At the same time, an American religious revival and growing Protestant evangelical movement fueled missions to Asia, Africa, South America, and the South Pacific in order to spread Christianity and western cultural, moral, and educational values. The Board of Foreign Missions of the Presbyterian Church in the U.S.A. was established in 1837 with the goal of bringing Christianity "to whatever parts of the heathen and anti-Christian world, the Providence of God might enable the Society to extend its evangelical exertions."
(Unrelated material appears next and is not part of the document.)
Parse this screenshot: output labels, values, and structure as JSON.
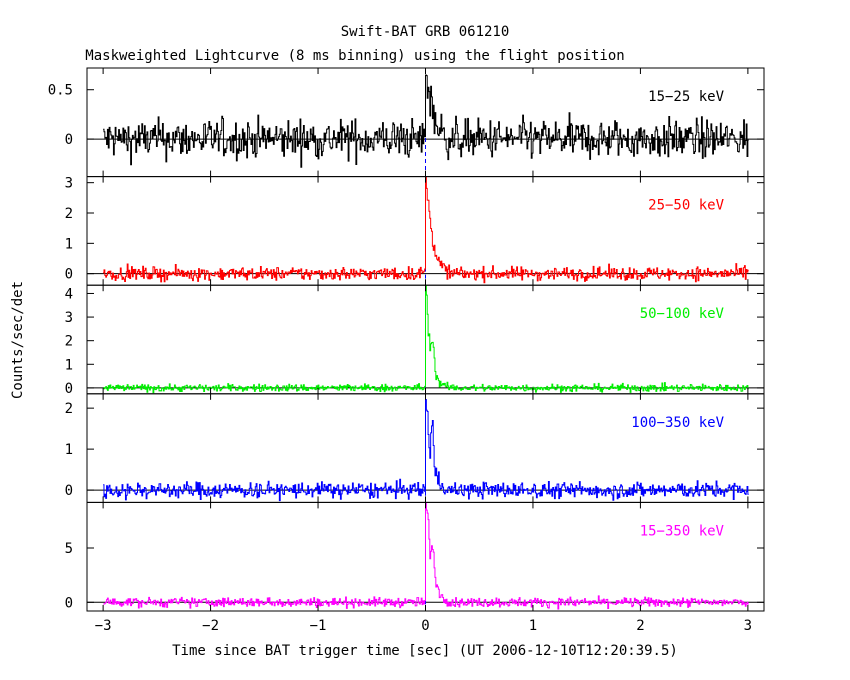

Noting the rapid growth in the Chinese immigrant population in California—some estimate that 25,000 Chinese people arrived between 1848 and 1853—the Board sent Reverend William Speer and his wife Elizabeth to establish the first Presbyterian Mission to the Chinese in San Francisco in 1852. William Speer had previously spent four years as a missionary in Guangdong Province and spoke fluent Cantonese. In the first years of the mission, the Speers set up a medical clinic to serve recently arrived Chinese immigrants and laid the groundwork for a mission infrastructure to serve mission stations across California. Subsequent Presbyterian missionaries set up churches, night schools, benevolent societies, and helped train Chinese Presbyterian ministers. The Presbyterian Mission to the Chinese in California continued well into the 20th century.
Please note: the spelling of some Chinese names and places in these sources may be different from those used today. For example, Canton is now called Guangdong.